The effects can be varied and wide-ranging. In a 2009 experiment in the southwest Atlantic Ocean by German and Indian scientists, larger zooplankton ate smaller phytoplankton—and that little carbon actually reached the deep sea. In an experiment conducted in 2006 in the northeast Pacific by researchers in the US and Canada, toxic species of phytoplankton thrived. This has led to fears that fertilization could create “dead zones” where widespread algal blooms will consume all the oxygen in the water, cutting off other life. Phytoplankton blooms can also consume nutrients such as phosphorus and nitrogen that are then unavailable to organisms elsewhere, a phenomenon known as “nutrient robbing.” In addition, scientists still know very little about the deep-ocean ecosystems where carbon must be stored. “Probably [iron fertilization] affect something we don’t really understand yet,” said deep-sea expert Lisa Levin of the Scripps Institution of Oceanography, who is not involved in the ExOIS program.
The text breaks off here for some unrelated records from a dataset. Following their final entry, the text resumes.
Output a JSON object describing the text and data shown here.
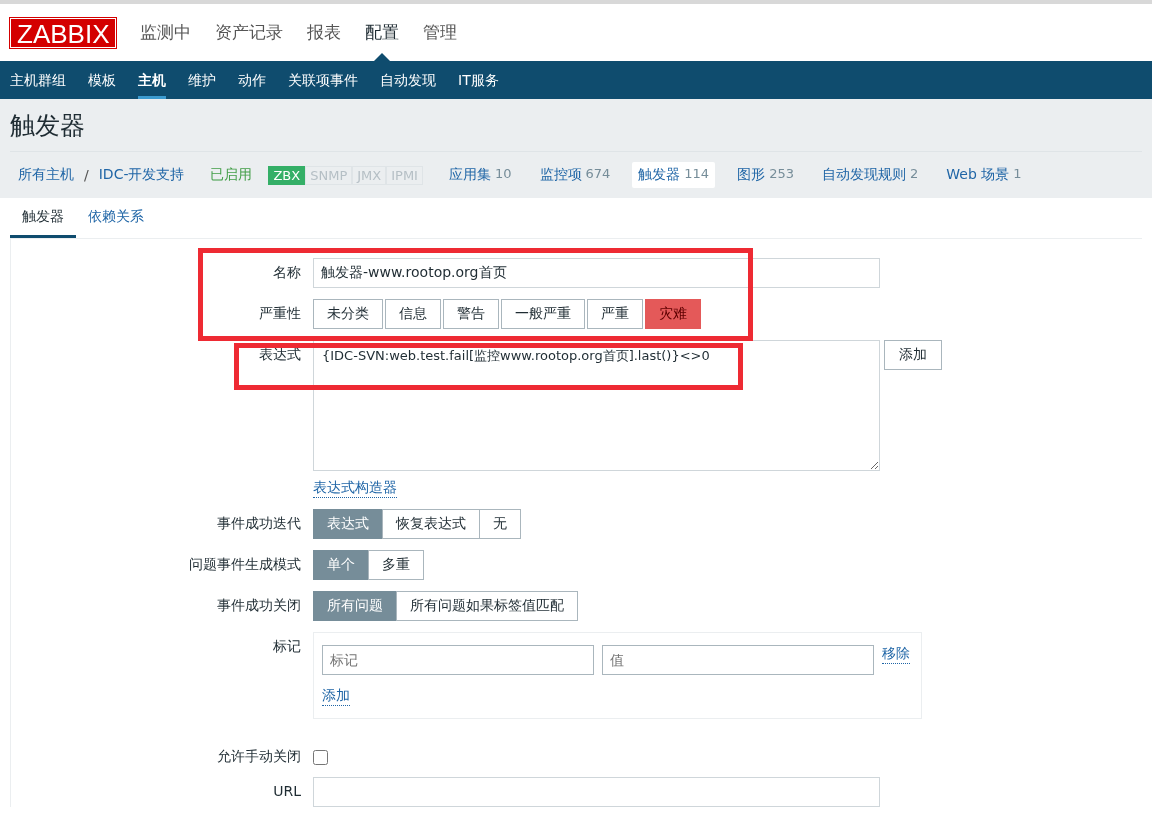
{
  "logo": "ZABBIX",
  "main_menu": [
    {
      "label": "监测中",
      "selected": false
    },
    {
      "label": "资产记录",
      "selected": false
    },
    {
      "label": "报表",
      "selected": false
    },
    {
      "label": "配置",
      "selected": true
    },
    {
      "label": "管理",
      "selected": false
    }
  ],
  "sub_menu": [
    {
      "label": "主机群组",
      "selected": false
    },
    {
      "label": "模板",
      "selected": false
    },
    {
      "label": "主机",
      "selected": true
    },
    {
      "label": "维护",
      "selected": false
    },
    {
      "label": "动作",
      "selected": false
    },
    {
      "label": "关联项事件",
      "selected": false
    },
    {
      "label": "自动发现",
      "selected": false
    },
    {
      "label": "IT服务",
      "selected": false
    }
  ],
  "page_title": "触发器",
  "breadcrumb": {
    "items": [
      "所有主机",
      "IDC-开发支持"
    ],
    "separator": "/"
  },
  "host_status": "已启用",
  "availability": [
    {
      "label": "ZBX",
      "on": true
    },
    {
      "label": "SNMP",
      "on": false
    },
    {
      "label": "JMX",
      "on": false
    },
    {
      "label": "IPMI",
      "on": false
    }
  ],
  "host_links": [
    {
      "label": "应用集",
      "count": "10",
      "selected": false
    },
    {
      "label": "监控项",
      "count": "674",
      "selected": false
    },
    {
      "label": "触发器",
      "count": "114",
      "selected": true
    },
    {
      "label": "图形",
      "count": "253",
      "selected": false
    },
    {
      "label": "自动发现规则",
      "count": "2",
      "selected": false
    },
    {
      "label": "Web 场景",
      "count": "1",
      "selected": false
    }
  ],
  "tabs": [
    {
      "label": "触发器",
      "selected": true
    },
    {
      "label": "依赖关系",
      "selected": false
    }
  ],
  "form": [
    {
      "kind": "text",
      "label": "名称",
      "value": "触发器-www.rootop.org首页"
    },
    {
      "kind": "severity",
      "label": "严重性",
      "options": [
        {
          "label": "未分类",
          "selected": false
        },
        {
          "label": "信息",
          "selected": false
        },
        {
          "label": "警告",
          "selected": false
        },
        {
          "label": "一般严重",
          "selected": false
        },
        {
          "label": "严重",
          "selected": false
        },
        {
          "label": "灾难",
          "selected": true
        }
      ]
    },
    {
      "kind": "expression",
      "label": "表达式",
      "value": "{IDC-SVN:web.test.fail[监控www.rootop.org首页].last()}<>0",
      "button": "添加",
      "link": "表达式构造器"
    },
    {
      "kind": "radio",
      "label": "事件成功迭代",
      "options": [
        {
          "label": "表达式",
          "selected": true
        },
        {
          "label": "恢复表达式",
          "selected": false
        },
        {
          "label": "无",
          "selected": false
        }
      ]
    },
    {
      "kind": "radio",
      "label": "问题事件生成模式",
      "options": [
        {
          "label": "单个",
          "selected": true
        },
        {
          "label": "多重",
          "selected": false
        }
      ]
    },
    {
      "kind": "radio",
      "label": "事件成功关闭",
      "options": [
        {
          "label": "所有问题",
          "selected": true
        },
        {
          "label": "所有问题如果标签值匹配",
          "selected": false
        }
      ]
    },
    {
      "kind": "tags",
      "label": "标记",
      "tag_placeholder": "标记",
      "value_placeholder": "值",
      "remove": "移除",
      "add": "添加"
    },
    {
      "kind": "checkbox",
      "label": "允许手动关闭",
      "checked": false
    },
    {
      "kind": "text",
      "label": "URL"
    }
  ],
  "annotations": [
    {
      "kind": "frame"
    },
    {
      "kind": "frame"
    }
  ]
}
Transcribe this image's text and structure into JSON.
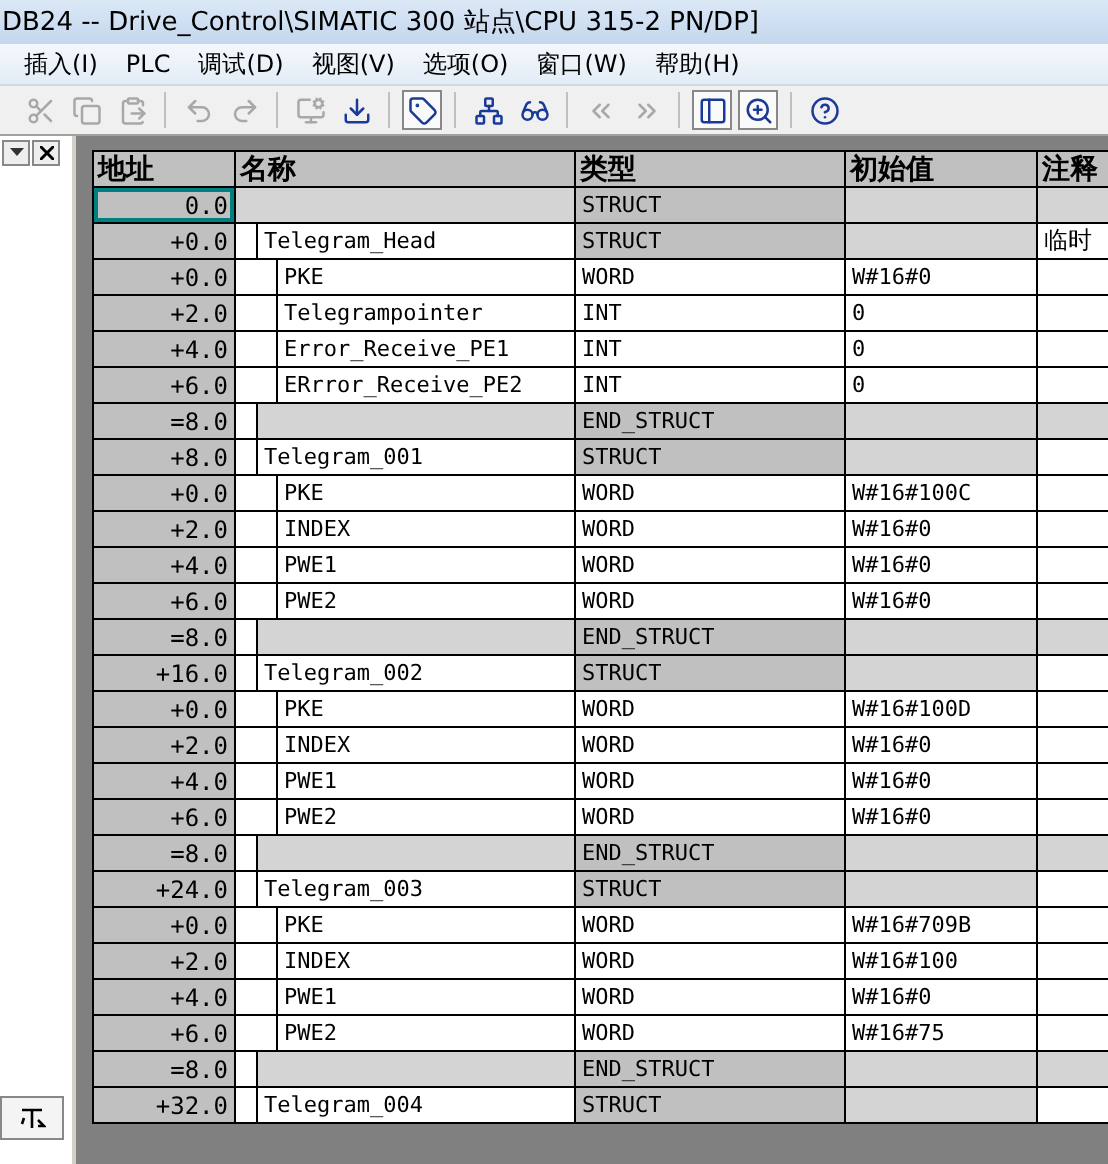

Last year, a computer modeling study by British, American and French researchers found that adding one million to two million metric tons of steel to the ocean each year could release 45 billion metric tons of carbon by 2100. It will also steal nutrients from other marine life, however. Along with an estimated 15 percent reduction in marine biomass caused by warming, another 5 percent could be lost due to iron fertilization, particularly in fishing grounds near the Atlantic, Pacific and Indian coasts. “I’ve never really seen it [ExOIS] presents a hypothesis of what went wrong in previous work … that either made the carbon yield higher or minimized the negative consequences,” said Alessandro Tagliabue of the University of Liverpool in England, co-lead author of the study that.

Buesseler believes some tough trade-offs like this may be necessary. “It’s a small change in biology, associated with doing nothing and watching this planet boil over,” he said.